Detroit Public Schools (DPS) has 76,000 students currently. Emergency financial manager Robert Bobb says that only 26,000 can be adequately served. Why? 1) Pensions. 2) Healthcare benefits. The unions are sucking the system dry. To boot, the teachers in DPS have utterly failed the students, as indicated by the obscene 25% graduation rate. From The Detroit Free Press: Bobb: DPS can only support 26,000 students
Robert Bobb, Detroit schools emergency financial manager, said the 76,000 student Detroit district can only support 26,000 students unless it makes deep cuts in operating and long-term costs such as retirement and health care for employees.

He told the Detroit Regional Chamber's policy conference that he'll soon unveil a plan to reorganize Detroit public schools after it's approved by Gov. Jennifer Granholml (sp), who appointed him to oversee the district's finances.

Bobb said he will release a financial report to show the depth of the district's financial problems and the remedies needed. “That’s what we have to show the community,” Bobb said during a panel discussion on the state of Michigan education. “At the end of the day, we’re going to give a long term deficit elimination plan.”


Panelist Art Van Elslander, founder of Art Van Furniture, said schools are failing and attempts at reforms are "Band-Aids." He said he wants to hire 100 salesman for his 32 stores around the state, but can’t find qualified applicants, and he blamed a substandard education system.

The quality if (sp) not there, they lack in math, interpersonal skills, listening ability,” Van Elslander said. ...
The only way to make public schools better are to make them compete. In that sense, I favor school vouchers to let the taxpayers decide where their kids go to school. Schools that perform will get more students will excel and grow. Schools that do not perform will go under. As they should. There is no incentive right now to innovate. Why is it that kids have to go to a particular school based on where they live? We are not made to get gas from only the closest gas station to our home. Or go to only one grocery store. If we were, do you think that gas station or grocery store would have any incentive whatsoever to improve its services? Nope. Even our public universities where I teach do not have a monopoly on any student population. We are forced to compete with other institutions for students. What we Michiganders have to get straight at the outset of any discussion is that support for public education is what matters, not necessarily the support of public schools. Those two have been diverging for some time and it has accelerated in the last decade. Rather than centers for learning, K-12 school districts - controlled largely by teachers unions - have become rackets, and no district exemplifies that more than DPS.

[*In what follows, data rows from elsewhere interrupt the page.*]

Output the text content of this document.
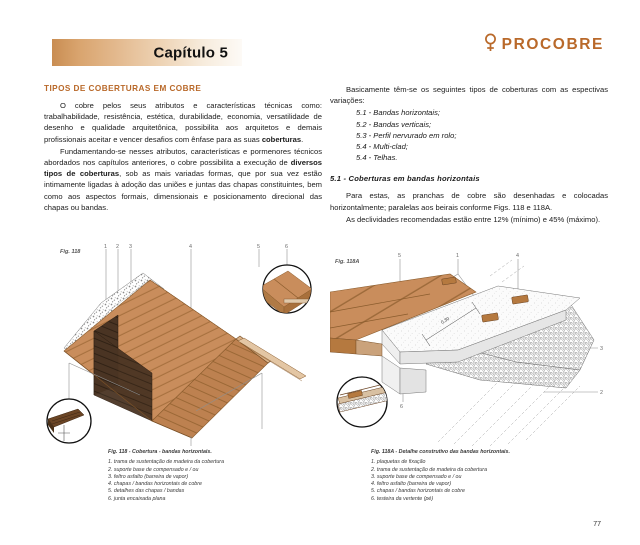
Capítulo 5	PROCOBRE
TIPOS DE COBERTURAS EM COBRE

O cobre pelos seus atributos e características técnicas como: trabalhabilidade, resistência, estética, durabilidade, economia, versatilidade de desenho e qualidade arquitetônica, possibilita aos arquitetos e demais profissionais aceitar e vencer desafios com ênfase para as suas coberturas.

Fundamentando-se nesses atributos, características e pormenores técnicos abordados nos capítulos anteriores, o cobre possibilita a execução de diversos tipos de coberturas, sob as mais variadas formas, que por sua vez estão intimamente ligadas à adoção das uniões e juntas das chapas constituintes, bem como aos aspectos formais, dimensionais e posicionamento direcional das chapas ou bandas.

Basicamente têm-se os seguintes tipos de coberturas com as espectivas variações:

5.1 - Bandas horizontais;
5.2 - Bandas verticais;
5.3 - Perfil nervurado em rolo;
5.4 - Multi-clad;
5.4 - Telhas.
5.1 - Coberturas em bandas horizontais

Para estas, as pranchas de cobre são desenhadas e colocadas horizontalmente; paralelas aos beirais conforme Figs. 118 e 118A.

As declividades recomendadas estão entre 12% (mínimo) e 45% (máximo).

Fig. 118
1 2 3	4	5	6
Fig. 118A
5	1	4
3
2
6
0,30
Fig. 118 - Cobertura - bandas horizontais.
1. trama de sustentação de madeira da cobertura
2. suporte base de compensado e / ou
3. feltro asfalto (barreira de vapor)
4. chapas / bandas horizontais de cobre
5. detalhes das chapas / bandas
6. junta encaixada plana
Fig. 118A - Detalhe construtivo das bandas horizontais.
1. plaquetas de fixação
2. trama de sustentação de madeira da cobertura
3. suporte base de compensado e / ou
4. feltro asfalto (barreira de vapor)
5. chapas / bandas horizontais de cobre
6. testeira da vertente (pé)
77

Of course, vouchers are out of the question for unions. They won't even entertain the notion. Nope. Have to keep kids shackled to failed public schools to keep the victim class alive. Vouchers were a proven success in DC. Obama and his education secretary Arne Duncan were the architects that betrayed the children in Washington DC that was running a successful voucher program that proved to be both effective and cost only a quarter (that's right - 25%) of what the public schools were taking in. Duncan and Obama had the data showing the success of the program before they decided to kill it off at the behest of the teachers unions. I have posted on that shameful act several times in this blog, such as these:

Again, there is a big difference between supporting public education and supporting public schools and that gulf is widening by the day. Time for Detroit, and all of us, to set the priority. I've chosen mine and am siding with the children. Where will everyone else be?

1 comments:

  1. Businesses and people have left Detroit in droves over the last 30+ years and this is one of the results of Liberalism. Since the first teacher's strike in the late 60's, education has been all about the teacher unions and their accumulation of power. A sure way to get back on the right track is for Detroit to declare bankruptcy in order to void ALL their union contracts and get some fiscal sanity restored into their city government. However, the chances of this happening are probably nil. Obama and the Dems will never allow any state or local government to fail due to the unions and their blind support for Democrats and anything liberal/socialist. Good luck Detroit -- where everyday is Hell on Earth.